Monday, October 24, 2016

belief system shaken not stirred

i have a long-term habit of waking up to music. at one time it was npr, but there's just so much erudite commentary one can endure that early in the morning, so i shifted my alarm setting to "cd" and have greeted each day with favorite songs by favorite artists. usually, i pick one particular album, and it stays in rotation for several weeks.

my current music selection is jason mraz's yes. it's an album that has been a wake up selection before, and i particularly enjoy it as it has a gentle opening (interestingly enough called rise) that leads into a lovely song that pleasantly arouses one from slumber to begin what, for me at least, tends to be a long day.

as i listened to that first song (titled love someone), the first lyrics jumped out at me. "love is a funny thing, whenever i give it, it comes back to me." i guess the reason why these lyrics are so striking is that they capture what has been a long-held belief of mine - that love is a powerful generative force, creating a continuous feedback loop between both the receiver and the giver. it is a belief though that has been greatly shaken by my friendship with sean.

over the past few weeks, i've found myself having to grapple with the reality that any active relationship with sean is long past, and, his brief reemergence a couple of weeks ago notwithstanding, it is likely that my journey to becoming a memory in his life will be complete very soon.

i've shared before that it is very painful to give love and have no sense that it is making any difference in the life of the person to whom you are providing it or in the quality of your relationship with him. the lack of reciprocity feels like throwing a grain of sand into the ocean. there is likely some impact, but it is so infinitesimal that it seems meaningless.

this burdensome thought, as this blog can most certainly attest, has continued to make itself known periodically over the course of my friendship with sean. this sense that while i have attempted to be a good friend and give love freely, it has little if any significance to his life. i guess this feeling seems most acute now as my ability to believe that things could be otherwise has been greatly diminished by events over the past few months.

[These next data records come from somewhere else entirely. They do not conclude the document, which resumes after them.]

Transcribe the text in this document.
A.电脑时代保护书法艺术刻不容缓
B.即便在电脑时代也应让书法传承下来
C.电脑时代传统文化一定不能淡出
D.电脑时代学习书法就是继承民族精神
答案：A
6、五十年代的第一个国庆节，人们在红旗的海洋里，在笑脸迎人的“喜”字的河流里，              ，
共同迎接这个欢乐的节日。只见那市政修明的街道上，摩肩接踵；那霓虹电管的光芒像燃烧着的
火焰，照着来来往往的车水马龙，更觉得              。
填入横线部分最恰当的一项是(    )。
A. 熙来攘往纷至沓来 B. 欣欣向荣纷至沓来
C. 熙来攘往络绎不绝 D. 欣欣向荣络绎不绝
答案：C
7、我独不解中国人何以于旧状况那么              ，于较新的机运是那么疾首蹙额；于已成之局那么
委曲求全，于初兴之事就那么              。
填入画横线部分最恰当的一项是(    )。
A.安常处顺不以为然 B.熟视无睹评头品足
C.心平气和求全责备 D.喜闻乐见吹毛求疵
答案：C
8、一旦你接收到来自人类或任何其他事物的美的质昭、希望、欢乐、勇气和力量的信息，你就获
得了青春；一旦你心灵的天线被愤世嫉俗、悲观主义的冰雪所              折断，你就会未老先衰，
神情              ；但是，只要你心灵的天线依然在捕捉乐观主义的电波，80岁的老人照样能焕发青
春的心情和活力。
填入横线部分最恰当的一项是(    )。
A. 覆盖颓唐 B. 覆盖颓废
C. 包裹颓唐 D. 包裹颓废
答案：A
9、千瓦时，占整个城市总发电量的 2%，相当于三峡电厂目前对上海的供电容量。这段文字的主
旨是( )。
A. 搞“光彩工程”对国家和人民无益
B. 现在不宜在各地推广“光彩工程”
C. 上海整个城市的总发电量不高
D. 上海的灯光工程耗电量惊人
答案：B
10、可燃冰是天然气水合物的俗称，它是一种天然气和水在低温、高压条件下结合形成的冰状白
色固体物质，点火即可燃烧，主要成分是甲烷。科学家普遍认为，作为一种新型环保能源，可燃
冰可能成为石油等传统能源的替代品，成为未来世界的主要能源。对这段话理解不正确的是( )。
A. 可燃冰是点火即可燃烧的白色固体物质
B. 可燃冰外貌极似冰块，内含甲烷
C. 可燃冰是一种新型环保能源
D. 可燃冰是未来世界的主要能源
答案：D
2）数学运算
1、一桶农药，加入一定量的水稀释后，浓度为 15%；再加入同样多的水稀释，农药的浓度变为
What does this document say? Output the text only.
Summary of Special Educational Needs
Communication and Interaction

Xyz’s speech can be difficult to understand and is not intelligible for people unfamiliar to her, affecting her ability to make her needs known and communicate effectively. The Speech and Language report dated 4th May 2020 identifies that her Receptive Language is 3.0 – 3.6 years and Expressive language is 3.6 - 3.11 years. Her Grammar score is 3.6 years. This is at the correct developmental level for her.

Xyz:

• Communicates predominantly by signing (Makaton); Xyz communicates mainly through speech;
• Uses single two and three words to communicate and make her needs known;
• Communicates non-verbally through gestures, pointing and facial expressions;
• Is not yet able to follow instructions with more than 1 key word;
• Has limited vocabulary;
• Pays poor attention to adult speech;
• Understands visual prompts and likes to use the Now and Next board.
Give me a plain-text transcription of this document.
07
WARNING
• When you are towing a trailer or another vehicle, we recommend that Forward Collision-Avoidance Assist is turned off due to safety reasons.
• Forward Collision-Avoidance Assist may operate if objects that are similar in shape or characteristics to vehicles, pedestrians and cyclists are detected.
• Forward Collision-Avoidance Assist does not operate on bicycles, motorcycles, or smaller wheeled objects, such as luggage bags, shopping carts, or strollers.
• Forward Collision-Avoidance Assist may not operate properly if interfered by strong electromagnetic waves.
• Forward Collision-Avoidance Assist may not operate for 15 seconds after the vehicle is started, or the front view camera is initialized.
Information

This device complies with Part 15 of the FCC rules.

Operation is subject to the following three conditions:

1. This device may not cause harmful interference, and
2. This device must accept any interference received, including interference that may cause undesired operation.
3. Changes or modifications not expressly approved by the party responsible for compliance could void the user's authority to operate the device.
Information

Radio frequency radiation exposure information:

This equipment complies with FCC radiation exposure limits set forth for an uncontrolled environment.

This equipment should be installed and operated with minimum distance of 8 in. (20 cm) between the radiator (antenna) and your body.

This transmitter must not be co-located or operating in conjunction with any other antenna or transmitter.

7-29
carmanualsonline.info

my heart is particularly heavy this day. i woke up this way, and i imagine the feeling will persist throughout my remaining waking hours. accepting the truth of a loss of something i greatly valued is hard. having the loss cause me to seriously doubt a central part of my belief system feels especially devastating as i know it will effect my subsequent relationships with men for some time to come. hesitancy to give love and doubts of the resilience of the relationship i sense will be ever present should i attempt any form of significant connection with men in the future.

i'm back in therapy and my therapist asked me recently why i thought it was so difficult to dispel the belief that my relationships with men inevitably will end in loss and heartbreak. i told him it's because i tend to take in the times that it happens as further evidence that supports this perspective.

i suppose then with the slow demise of my friendship with sean, this is a case of one belief system shaken and another one reinforced.